Mariah Roberts, senior marketing major from Kokomo, Indiana, has received a prestigious Orr Fellowship, awarded to only 6% of people who apply.
The Orr Fellowship provides outstanding seniors with a paid, two-year post-graduate experience at an Indianapolis company. While there, they are immersed in career coaching, skill building, professional development, and opportunities for civic engagement.
“Ball State provided excellent professors and events that prepared, pushed, and encouraged me to do my best in everything I did – academically and professionally – and I am so grateful for that,” said Roberts.

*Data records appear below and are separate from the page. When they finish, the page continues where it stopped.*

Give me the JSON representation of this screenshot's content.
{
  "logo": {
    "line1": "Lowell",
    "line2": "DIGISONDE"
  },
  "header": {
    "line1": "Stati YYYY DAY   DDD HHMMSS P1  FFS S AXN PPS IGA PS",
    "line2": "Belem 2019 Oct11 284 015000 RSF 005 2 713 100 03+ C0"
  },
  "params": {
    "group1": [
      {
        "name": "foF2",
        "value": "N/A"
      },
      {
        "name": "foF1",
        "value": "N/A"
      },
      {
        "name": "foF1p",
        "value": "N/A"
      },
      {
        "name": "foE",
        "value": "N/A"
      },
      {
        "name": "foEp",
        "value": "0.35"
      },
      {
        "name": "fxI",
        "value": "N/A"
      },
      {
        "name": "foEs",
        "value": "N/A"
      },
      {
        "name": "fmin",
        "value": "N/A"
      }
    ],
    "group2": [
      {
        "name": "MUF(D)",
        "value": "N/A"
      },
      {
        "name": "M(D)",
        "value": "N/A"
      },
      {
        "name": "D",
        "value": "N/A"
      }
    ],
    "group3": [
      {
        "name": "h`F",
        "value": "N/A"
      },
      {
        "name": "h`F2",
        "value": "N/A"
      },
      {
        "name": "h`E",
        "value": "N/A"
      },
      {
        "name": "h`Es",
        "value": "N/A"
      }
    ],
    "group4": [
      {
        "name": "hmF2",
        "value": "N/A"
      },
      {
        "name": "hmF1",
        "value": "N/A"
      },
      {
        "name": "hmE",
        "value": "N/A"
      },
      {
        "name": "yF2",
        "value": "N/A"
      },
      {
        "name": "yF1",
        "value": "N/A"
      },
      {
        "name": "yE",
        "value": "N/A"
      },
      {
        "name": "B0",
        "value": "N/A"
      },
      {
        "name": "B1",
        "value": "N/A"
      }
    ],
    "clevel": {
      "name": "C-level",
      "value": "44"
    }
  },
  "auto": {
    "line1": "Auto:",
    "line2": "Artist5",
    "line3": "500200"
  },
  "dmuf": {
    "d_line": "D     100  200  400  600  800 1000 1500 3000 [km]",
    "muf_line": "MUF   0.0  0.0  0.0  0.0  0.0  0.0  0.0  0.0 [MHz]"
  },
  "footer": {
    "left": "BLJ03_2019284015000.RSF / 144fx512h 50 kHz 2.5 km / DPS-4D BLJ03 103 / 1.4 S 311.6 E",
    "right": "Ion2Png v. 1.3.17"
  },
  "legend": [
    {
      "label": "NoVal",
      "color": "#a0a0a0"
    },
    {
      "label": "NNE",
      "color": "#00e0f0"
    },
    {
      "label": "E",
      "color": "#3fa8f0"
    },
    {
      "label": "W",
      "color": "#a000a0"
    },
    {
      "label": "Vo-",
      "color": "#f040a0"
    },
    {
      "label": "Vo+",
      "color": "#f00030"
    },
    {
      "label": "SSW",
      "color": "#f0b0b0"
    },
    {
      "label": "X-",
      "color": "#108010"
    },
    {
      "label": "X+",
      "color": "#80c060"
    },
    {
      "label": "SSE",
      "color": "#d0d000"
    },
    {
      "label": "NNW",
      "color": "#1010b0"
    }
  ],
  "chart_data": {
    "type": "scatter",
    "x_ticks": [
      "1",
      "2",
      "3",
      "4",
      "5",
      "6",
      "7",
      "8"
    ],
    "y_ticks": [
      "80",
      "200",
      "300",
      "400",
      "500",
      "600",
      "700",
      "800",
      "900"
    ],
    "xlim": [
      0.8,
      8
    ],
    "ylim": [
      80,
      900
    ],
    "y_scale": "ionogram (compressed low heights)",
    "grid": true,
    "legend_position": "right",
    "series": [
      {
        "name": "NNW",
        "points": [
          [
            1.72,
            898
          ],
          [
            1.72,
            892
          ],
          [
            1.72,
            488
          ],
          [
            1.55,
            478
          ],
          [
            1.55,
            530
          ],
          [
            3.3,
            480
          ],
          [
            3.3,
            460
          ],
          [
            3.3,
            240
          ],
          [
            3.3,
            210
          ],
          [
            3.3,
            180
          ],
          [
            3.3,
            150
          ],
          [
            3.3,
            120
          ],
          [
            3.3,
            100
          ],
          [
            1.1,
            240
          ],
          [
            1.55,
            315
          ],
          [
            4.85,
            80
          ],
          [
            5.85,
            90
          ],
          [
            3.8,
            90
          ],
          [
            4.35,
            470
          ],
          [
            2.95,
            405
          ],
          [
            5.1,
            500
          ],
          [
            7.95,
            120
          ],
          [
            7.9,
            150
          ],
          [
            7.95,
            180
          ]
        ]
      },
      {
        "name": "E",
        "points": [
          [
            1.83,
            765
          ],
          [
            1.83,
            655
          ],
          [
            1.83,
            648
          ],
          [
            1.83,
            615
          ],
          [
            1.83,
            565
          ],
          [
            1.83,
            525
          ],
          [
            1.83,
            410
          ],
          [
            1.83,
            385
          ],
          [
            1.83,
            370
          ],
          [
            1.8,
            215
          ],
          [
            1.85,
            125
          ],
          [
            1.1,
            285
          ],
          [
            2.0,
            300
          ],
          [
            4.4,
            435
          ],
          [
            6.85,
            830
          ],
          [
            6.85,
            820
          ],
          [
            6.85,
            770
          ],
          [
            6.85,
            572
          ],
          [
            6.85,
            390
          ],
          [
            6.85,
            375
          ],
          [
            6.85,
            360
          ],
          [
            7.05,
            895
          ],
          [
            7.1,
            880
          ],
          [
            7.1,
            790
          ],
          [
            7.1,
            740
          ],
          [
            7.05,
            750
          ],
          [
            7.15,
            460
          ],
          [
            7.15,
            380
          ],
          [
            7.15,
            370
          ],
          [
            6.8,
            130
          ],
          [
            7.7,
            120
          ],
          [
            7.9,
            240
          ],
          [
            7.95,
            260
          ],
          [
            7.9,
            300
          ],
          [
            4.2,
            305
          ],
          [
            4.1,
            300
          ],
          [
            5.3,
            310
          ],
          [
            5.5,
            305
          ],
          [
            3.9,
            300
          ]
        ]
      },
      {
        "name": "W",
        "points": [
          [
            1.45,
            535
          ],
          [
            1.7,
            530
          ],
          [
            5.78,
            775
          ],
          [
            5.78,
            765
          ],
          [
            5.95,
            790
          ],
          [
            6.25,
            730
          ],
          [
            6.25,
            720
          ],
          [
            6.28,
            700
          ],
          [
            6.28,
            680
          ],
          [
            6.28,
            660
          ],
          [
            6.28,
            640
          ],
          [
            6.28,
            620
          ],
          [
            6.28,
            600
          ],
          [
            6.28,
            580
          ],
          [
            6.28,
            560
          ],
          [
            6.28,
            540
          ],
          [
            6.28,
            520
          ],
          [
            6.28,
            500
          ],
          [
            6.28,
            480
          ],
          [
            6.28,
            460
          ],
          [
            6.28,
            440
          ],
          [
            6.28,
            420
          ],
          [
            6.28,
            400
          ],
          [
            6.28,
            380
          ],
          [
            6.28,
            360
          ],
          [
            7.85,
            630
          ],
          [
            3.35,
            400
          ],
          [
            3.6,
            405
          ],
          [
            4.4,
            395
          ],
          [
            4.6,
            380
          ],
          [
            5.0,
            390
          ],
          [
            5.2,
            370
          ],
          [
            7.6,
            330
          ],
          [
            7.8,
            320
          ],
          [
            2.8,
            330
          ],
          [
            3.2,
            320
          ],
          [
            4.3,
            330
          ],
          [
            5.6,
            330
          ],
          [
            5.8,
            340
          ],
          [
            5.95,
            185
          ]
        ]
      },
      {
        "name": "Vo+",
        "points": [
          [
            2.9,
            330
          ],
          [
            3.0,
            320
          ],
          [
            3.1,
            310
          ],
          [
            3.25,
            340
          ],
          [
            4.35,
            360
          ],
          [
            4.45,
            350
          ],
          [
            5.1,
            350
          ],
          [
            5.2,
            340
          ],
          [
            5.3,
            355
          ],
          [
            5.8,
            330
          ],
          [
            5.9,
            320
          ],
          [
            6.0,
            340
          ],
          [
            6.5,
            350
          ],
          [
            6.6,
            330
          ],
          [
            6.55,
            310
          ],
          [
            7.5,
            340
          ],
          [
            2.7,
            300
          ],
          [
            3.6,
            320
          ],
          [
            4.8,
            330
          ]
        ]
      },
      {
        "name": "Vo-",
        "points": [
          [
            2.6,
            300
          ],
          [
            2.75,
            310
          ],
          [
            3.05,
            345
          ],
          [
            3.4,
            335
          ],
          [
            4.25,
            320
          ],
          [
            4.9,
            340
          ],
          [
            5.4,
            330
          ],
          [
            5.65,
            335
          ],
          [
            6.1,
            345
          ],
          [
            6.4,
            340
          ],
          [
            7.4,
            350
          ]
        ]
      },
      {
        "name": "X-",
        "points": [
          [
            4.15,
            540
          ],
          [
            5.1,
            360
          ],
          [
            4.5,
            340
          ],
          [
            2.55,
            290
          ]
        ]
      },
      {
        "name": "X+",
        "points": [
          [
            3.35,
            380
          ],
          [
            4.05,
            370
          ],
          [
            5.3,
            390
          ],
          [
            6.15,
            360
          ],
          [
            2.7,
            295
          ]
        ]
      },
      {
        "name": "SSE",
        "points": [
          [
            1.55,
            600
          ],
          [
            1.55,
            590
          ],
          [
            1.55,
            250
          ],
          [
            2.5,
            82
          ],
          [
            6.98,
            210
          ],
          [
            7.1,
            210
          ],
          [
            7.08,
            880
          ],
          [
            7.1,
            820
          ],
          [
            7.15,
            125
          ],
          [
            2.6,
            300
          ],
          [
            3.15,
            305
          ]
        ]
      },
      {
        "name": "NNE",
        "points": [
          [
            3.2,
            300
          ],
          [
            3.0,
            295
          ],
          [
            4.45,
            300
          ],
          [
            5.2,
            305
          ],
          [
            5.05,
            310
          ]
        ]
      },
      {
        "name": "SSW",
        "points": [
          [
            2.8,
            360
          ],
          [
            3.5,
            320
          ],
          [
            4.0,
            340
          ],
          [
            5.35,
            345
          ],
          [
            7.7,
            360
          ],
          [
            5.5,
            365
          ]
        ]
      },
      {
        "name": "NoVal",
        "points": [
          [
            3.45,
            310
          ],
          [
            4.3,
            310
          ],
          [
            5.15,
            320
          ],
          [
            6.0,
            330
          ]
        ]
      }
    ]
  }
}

In June, Roberts will join Covideo, a video email software company that allows other businesses to record, personalize, and send video emails rather than plain text, and begin a rotational program within its marketing, development, and sales departments.
Robert’s interest in marketing began while she was a student at Northwestern High School, but she credits her social media marketing class with Eric Harvey, director of the Center for Advancement of Digital Marketing and Analytics (CADMA), for helping her find her passion and purpose. He was also the one who suggested she apply for the Orr Fellowship.
“Mariah is definitely a good student and has delivered a really good product in all of her assignments,” said Harvey. “She has the intellectual curiosity, courage, determination, and dedication to shape the future.”
Roberts’ drive is apparent. She had summer internships the past two years, opportunities she discovered from attending Ball State’s Career Fairs, and has held an on-campus job all four years of college. She is also a member of Beta Gamma Sigma, an international business honor society. She did all this while maintaining a 3.9 GPA the entire time.
“I really felt like a Cardinal even before I became a student,” she said. “Both of my older siblings graduated from Ball State, so I was comfortable here from the beginning. Once here, the friends I made, the different clubs, organizations and programs just reinforced my sense of belonging.”
In March, Ball State University took aggressive measures to mitigate the COVID-19 threat, including replacing in-person classes with remote learning, and that has been an adjustment for Roberts. With the new format, she’s had to reorganize and learn some new techniques but is adapting well. Students do still have access to all of their professors, tutors, counselors, and academic advisors.
“I loved how Ball State is big enough that I could always meet new people but also small enough to build and maintain lasting relationships and connections,” she said.